In April Lord Alfred's impressive performance under jockey Jeremy Mahot at Brampton Bryan added another maiden victory to the yard's record.
The yard has expanded now to include 15 stables, a horse walker, an outdoor school, all-weather schooling lane and schooling fences. Caroline is very aware of the need for a varied routine to keep the horses relaxed and interested in life. Post and rail paddocks provide space for them to "kick up their heels"; and they are ridden out on the local lanes and farmland. They use several local gallops including those on the beautiful setting of Newchurch Hill.
The horses get regular visits from Mark Evans, the farrier. "Any foot problems, he's like a water diviner and straight on them," says Caroline. Treatment by an equine osteopath, Emma Padfield, and daily individual attention from Caroline and her assistant trainer Esther Lawley, are equally important in ensuring each horse's physical well being.

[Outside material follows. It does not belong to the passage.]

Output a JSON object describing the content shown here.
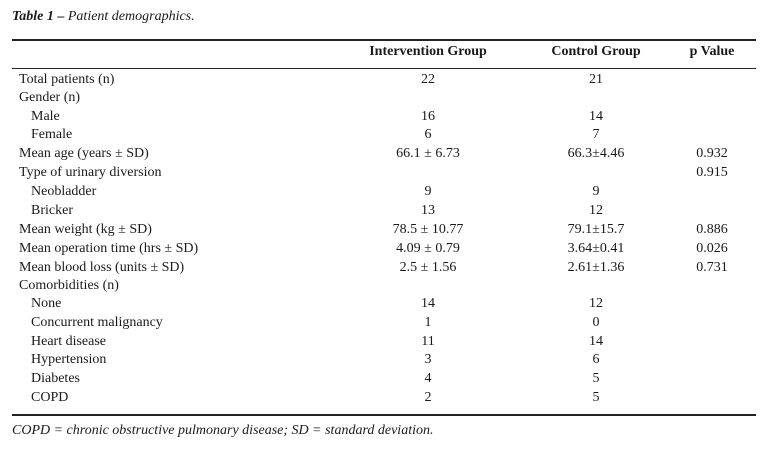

There's a strong team ethos at Brickhouse and Caroline is quick to share credit with her team. "Esther has been with me for the past five years and I hope she'll stay for plenty more. She's a really valuable person to have around. I try to do a lot of work in the school, in the summer months working on jumping but also on flatwork and balance. I firmly believe that really helps the horses. Esther has a very good eye for what is going on, so it's great to be able to discuss each horse with her."
Others on the team include former jockey Bruce Dowling, who rode 150 winners under rules, and point-to-point rider Lorna Brooke, both of whom ride out regularly for the yard. Stable jockey is Nick Oliver, who has ridden 18 of the yard's winners and also rides work and schools the horses at home.
Owners are highly valued too and warmly welcomed onto the yard, where there's a strong feeling of friendly professionalism. "Over time in this job you come to realise how important good owners are, and I'm really lucky. There's a great camaraderie, and they're all really supportive of each other and of me. Each of them knows just how hard it is to win, but win or lose there's always a drink on offer from the back of the lorry at the races," says Caroline.
"I'm planning a yard syndicate for next season that will give existing owners a chance of some additional interest, and also provide new owners with the chance to dip their toes in the water and see what good fun it all can be!"